Israel has also used every opportunity to bomb Syrian government forces, the latest being on July 1.

Further provocations as millions oppose wider war

In May the U.S. military attacked Syrian ground forces near the Al Tanf Crossing on the Iraq-Syria border. The Syrians were engaged in a campaign to open the major highway to Damascus and clear the surrounding region of military saboteurs.

U.S. and British Special Forces were in the area advising and providing advanced offensive weapons to a Syrian mercenary group called the Revolutionary Commando Army. To protect these covert forces, the U.S. bombed Syrian troops using the preposterous claim of self-defense. U.S. and British Special Forces are in another country attacking soldiers of that country who had not attacked or killed any of them. How could that be self-defense?

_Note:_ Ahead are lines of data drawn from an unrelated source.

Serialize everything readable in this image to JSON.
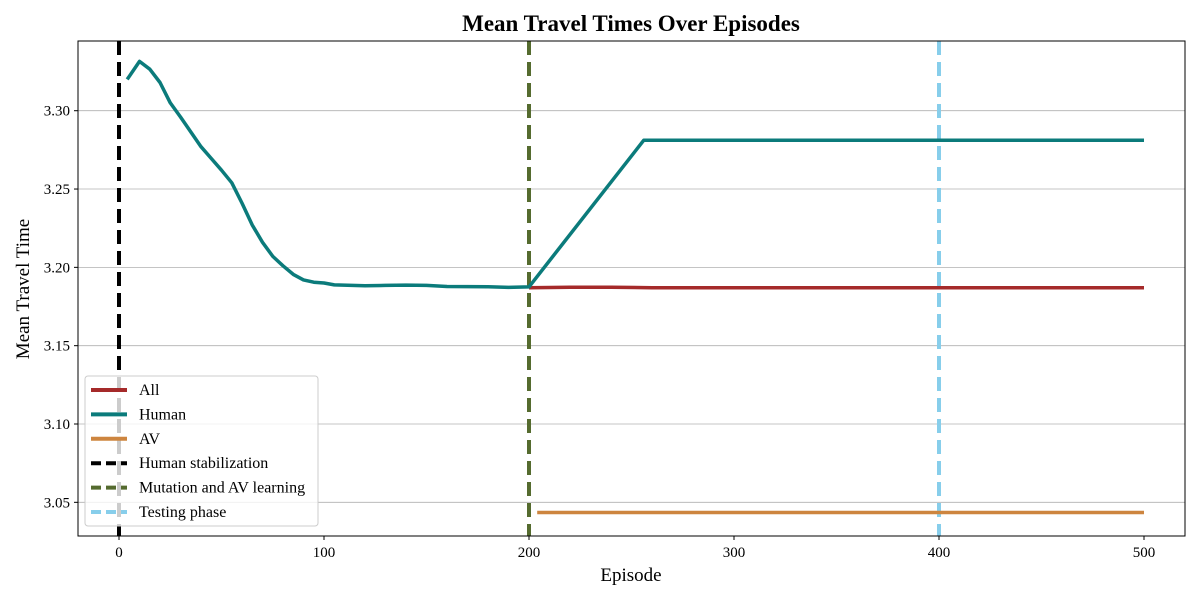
{
  "chart_data": {
    "type": "line",
    "title": "Mean Travel Times Over Episodes",
    "xlabel": "Episode",
    "ylabel": "Mean Travel Time",
    "xlim": [
      -20,
      520
    ],
    "ylim": [
      3.0285,
      3.3445
    ],
    "x_ticks": [
      0,
      100,
      200,
      300,
      400,
      500
    ],
    "y_ticks": [
      3.05,
      3.1,
      3.15,
      3.2,
      3.25,
      3.3
    ],
    "grid": "horizontal",
    "legend_position": "lower-left",
    "series": [
      {
        "name": "All",
        "color": "#a52a2a",
        "style": "solid",
        "points": [
          [
            200,
            3.187
          ],
          [
            220,
            3.1873
          ],
          [
            240,
            3.1873
          ],
          [
            260,
            3.187
          ],
          [
            300,
            3.187
          ],
          [
            350,
            3.187
          ],
          [
            400,
            3.187
          ],
          [
            450,
            3.187
          ],
          [
            500,
            3.187
          ]
        ]
      },
      {
        "name": "Human",
        "color": "#0b7b7b",
        "style": "solid",
        "points": [
          [
            4,
            3.32
          ],
          [
            10,
            3.3315
          ],
          [
            15,
            3.3265
          ],
          [
            20,
            3.318
          ],
          [
            25,
            3.305
          ],
          [
            30,
            3.296
          ],
          [
            40,
            3.277
          ],
          [
            45,
            3.2695
          ],
          [
            50,
            3.262
          ],
          [
            55,
            3.254
          ],
          [
            60,
            3.241
          ],
          [
            65,
            3.227
          ],
          [
            70,
            3.216
          ],
          [
            75,
            3.207
          ],
          [
            80,
            3.201
          ],
          [
            85,
            3.1955
          ],
          [
            90,
            3.192
          ],
          [
            95,
            3.1905
          ],
          [
            100,
            3.19
          ],
          [
            105,
            3.1888
          ],
          [
            120,
            3.1883
          ],
          [
            130,
            3.1885
          ],
          [
            140,
            3.1887
          ],
          [
            150,
            3.1885
          ],
          [
            160,
            3.1878
          ],
          [
            180,
            3.1876
          ],
          [
            190,
            3.1872
          ],
          [
            200,
            3.1875
          ],
          [
            256,
            3.2812
          ],
          [
            300,
            3.2812
          ],
          [
            400,
            3.2812
          ],
          [
            500,
            3.2812
          ]
        ]
      },
      {
        "name": "AV",
        "color": "#cd853f",
        "style": "solid",
        "points": [
          [
            204,
            3.0435
          ],
          [
            300,
            3.0435
          ],
          [
            400,
            3.0435
          ],
          [
            500,
            3.0435
          ]
        ]
      },
      {
        "name": "Human stabilization",
        "color": "#000000",
        "style": "dashed",
        "vline_x": 0
      },
      {
        "name": "Mutation and AV learning",
        "color": "#556b2f",
        "style": "dashed",
        "vline_x": 200
      },
      {
        "name": "Testing phase",
        "color": "#87ceeb",
        "style": "dashed",
        "vline_x": 400
      }
    ]
  }
}
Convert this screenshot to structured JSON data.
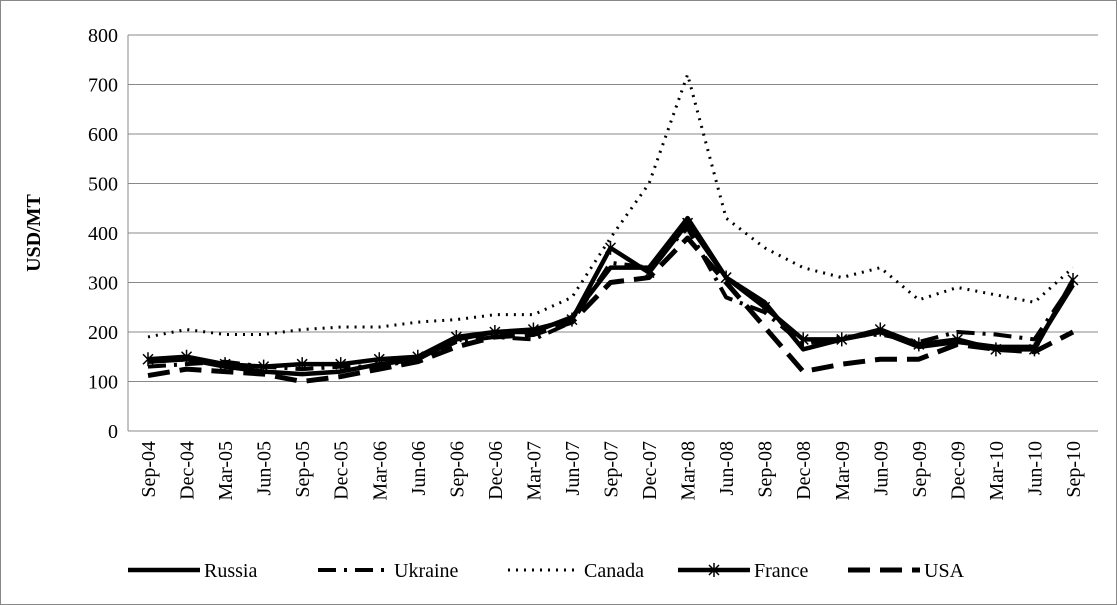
{
  "chart_data": {
    "type": "line",
    "y_label": "USD/MT",
    "categories": [
      "Sep-04",
      "Dec-04",
      "Mar-05",
      "Jun-05",
      "Sep-05",
      "Dec-05",
      "Mar-06",
      "Jun-06",
      "Sep-06",
      "Dec-06",
      "Mar-07",
      "Jun-07",
      "Sep-07",
      "Dec-07",
      "Mar-08",
      "Jun-08",
      "Sep-08",
      "Dec-08",
      "Mar-09",
      "Jun-09",
      "Sep-09",
      "Dec-09",
      "Mar-10",
      "Jun-10",
      "Sep-10"
    ],
    "series": [
      {
        "name": "Russia",
        "color": "#000000",
        "style": "solid",
        "values": [
          140,
          145,
          130,
          120,
          115,
          120,
          135,
          145,
          185,
          200,
          200,
          230,
          330,
          330,
          430,
          310,
          260,
          165,
          185,
          200,
          170,
          180,
          170,
          170,
          295
        ]
      },
      {
        "name": "Ukraine",
        "color": "#000000",
        "style": "dash-dot",
        "values": [
          130,
          135,
          140,
          130,
          125,
          130,
          130,
          145,
          180,
          190,
          185,
          220,
          340,
          330,
          410,
          270,
          240,
          175,
          190,
          195,
          180,
          200,
          195,
          185,
          300
        ]
      },
      {
        "name": "Canada",
        "color": "#000000",
        "style": "dot",
        "values": [
          190,
          205,
          195,
          195,
          205,
          210,
          210,
          220,
          225,
          235,
          235,
          270,
          390,
          500,
          720,
          430,
          370,
          330,
          310,
          330,
          265,
          290,
          275,
          260,
          330
        ]
      },
      {
        "name": "France",
        "color": "#000000",
        "style": "star",
        "values": [
          145,
          150,
          135,
          130,
          135,
          135,
          145,
          150,
          190,
          200,
          205,
          225,
          370,
          320,
          420,
          310,
          250,
          185,
          185,
          205,
          175,
          185,
          165,
          165,
          305
        ]
      },
      {
        "name": "USA",
        "color": "#000000",
        "style": "dash",
        "values": [
          112,
          125,
          120,
          115,
          100,
          110,
          125,
          140,
          170,
          190,
          195,
          220,
          300,
          310,
          390,
          300,
          210,
          120,
          135,
          145,
          145,
          175,
          165,
          160,
          200
        ]
      }
    ],
    "ylim": [
      0,
      800
    ],
    "yticks": [
      0,
      100,
      200,
      300,
      400,
      500,
      600,
      700,
      800
    ],
    "grid": true,
    "legend": "bottom"
  }
}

A U.S. jet shot down a Syrian fighter jet west of Raqqa on June 18. General Joseph Dunford, chair of the Joint Chiefs of Staff, resorted to using a 2001 Authorization for the Use of Military Force as legal justification. The AUMF was worded to target governments and individuals who supported the Sept. 11, 2001, World Trade Center bombing.

The Syrian government has never attacked the U.S. It is fighting against al-Qaida and IS. Meanwhile U.S. allies such as Israel, Saudi Arabia and Turkey have aided al-Qaida and IS in Syria.

Despite wholesale media censorship and complete support from the political establishment for continuing the war on Syria — both Republicans and Democrats, from Trump to Hillary Clinton and Bernie Sanders — polls show millions are opposed to this war.

The movement against U.S. wars must be more confident and outspoken in mobilizing opposition.

The growing danger of a wider war forces this onto our agenda.